I did see those two other southerbounders today, but we are about a 1/2 day apart, so they are camped 30 miles down the road. Booooring.

I don't know what I expected from this trip. I think, foremost, I didn't expect the riding to be something I disliked. If I don't like the actual biking during a bike tour, and the adventures are far between, it's not that fun for me. I could see this being fun if I had someone to do it with, for sure, but alone... it's just starting to become masochistic.

Not that there haven't been highlights: Bannack was cool, and I have met a bunch of cool people in a small amount of time, but that's not enough to overcome the rest of it, and especially the not that fun biking. Normally I get at least a few moments of bliss while riding every day, but I'm not getting that on dirt. Those moments are much rarer.

I don't know. I need a rest day but there aren't any good spots for that, so I'm cutting miles to see if that helps. I'm feeling out of it, and plan on sleeping most of the afternoon to see if that helps. I'm very worn out.

I've never quit a bike tour before, but I've also never been in a state of mind on when where I'm ok if it stops on it's own. Usually the worst thing in the world is something that would make me not able to complete it - like an injury, or getting sick, or a catastrophic bike issue, or wildfire. Now I'm like "Meh, sure, that'd be alright."

Honestly, if the riding was just super hard but the rest of it was fun, I'd be more into pushing through, but - holy shit - this bike tour is kind of boring.

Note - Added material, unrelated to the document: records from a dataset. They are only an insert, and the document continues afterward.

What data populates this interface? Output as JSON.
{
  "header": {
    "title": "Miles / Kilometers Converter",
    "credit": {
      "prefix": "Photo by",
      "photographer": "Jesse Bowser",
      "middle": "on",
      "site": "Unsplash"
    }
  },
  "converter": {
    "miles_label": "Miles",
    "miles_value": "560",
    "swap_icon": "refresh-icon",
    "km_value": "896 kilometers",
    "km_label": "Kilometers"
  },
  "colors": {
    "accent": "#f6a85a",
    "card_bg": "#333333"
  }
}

I'm definitely going to stick it out until Denver because 1) it might get better and 2) I need to, mentally, not quit when things get hard. However, after RAGBRAI is up in the air for me right now. Maybe the Divide is something I'd rather do in sections, with other riders, which also allows some other variety in my life. I could have a lot of different adventures Eugene during August, and my friends would be around for them too.

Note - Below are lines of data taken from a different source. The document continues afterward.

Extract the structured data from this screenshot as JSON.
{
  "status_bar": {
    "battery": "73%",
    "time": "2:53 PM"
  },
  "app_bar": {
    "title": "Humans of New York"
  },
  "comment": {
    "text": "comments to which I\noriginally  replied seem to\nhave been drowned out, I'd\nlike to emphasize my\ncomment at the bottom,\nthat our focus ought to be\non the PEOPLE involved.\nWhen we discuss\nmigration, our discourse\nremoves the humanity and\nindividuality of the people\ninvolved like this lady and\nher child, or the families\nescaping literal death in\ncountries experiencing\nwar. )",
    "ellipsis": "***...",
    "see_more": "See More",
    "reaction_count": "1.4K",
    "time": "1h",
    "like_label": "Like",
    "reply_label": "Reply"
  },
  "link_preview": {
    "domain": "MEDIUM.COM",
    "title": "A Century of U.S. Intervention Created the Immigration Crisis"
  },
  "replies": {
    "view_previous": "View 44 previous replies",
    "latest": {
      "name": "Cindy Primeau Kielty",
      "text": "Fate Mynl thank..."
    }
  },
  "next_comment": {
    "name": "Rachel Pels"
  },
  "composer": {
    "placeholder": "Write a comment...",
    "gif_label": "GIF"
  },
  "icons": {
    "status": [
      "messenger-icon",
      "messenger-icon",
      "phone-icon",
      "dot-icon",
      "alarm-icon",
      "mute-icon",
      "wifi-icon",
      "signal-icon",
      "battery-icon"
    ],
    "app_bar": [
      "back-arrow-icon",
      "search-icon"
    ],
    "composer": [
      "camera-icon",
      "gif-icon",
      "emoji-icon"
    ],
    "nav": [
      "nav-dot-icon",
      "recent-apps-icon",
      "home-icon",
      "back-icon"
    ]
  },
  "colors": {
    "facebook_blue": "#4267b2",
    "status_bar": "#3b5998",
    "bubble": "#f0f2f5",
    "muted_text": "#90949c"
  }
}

I've biked across the country 3.5 times, I don't really have anything to prove. Unless my hands break I know I can do this, but if it's not fun, what's the point?

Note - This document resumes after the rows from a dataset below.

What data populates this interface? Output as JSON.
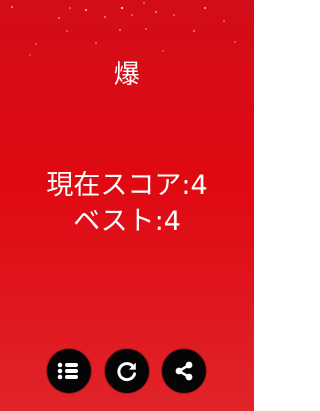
{
  "result": {
    "title": "爆"
  },
  "score": {
    "current_line": "現在スコア:4",
    "best_line": "ベスト:4"
  },
  "buttons": {
    "list_icon": "list-icon",
    "retry_icon": "refresh-icon",
    "share_icon": "share-icon"
  },
  "colors": {
    "background_top": "#d20d19",
    "background_bottom": "#e0242a",
    "text": "#ffffff",
    "button": "#050505"
  }
}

I'm disappointed that this isn't as much fun or adventurey as I expected it to be. I put a lot of work into this trip, but it's not turning out to be worth the sacrifice of all the other fun shit I could be doing. This trip has been a dream of mine for so long, but now that I'm finally doing it, it's sort of a let down. I remember now that the original version of this dream did not include me doing it alone. That's an important difference.

Oh well, maybe the adventure is out there to find on this trip still, but doing it in sections and with buddies would be pretty great too.

Who knows? By the time I get into service and post this I'll likely have even more thoughts.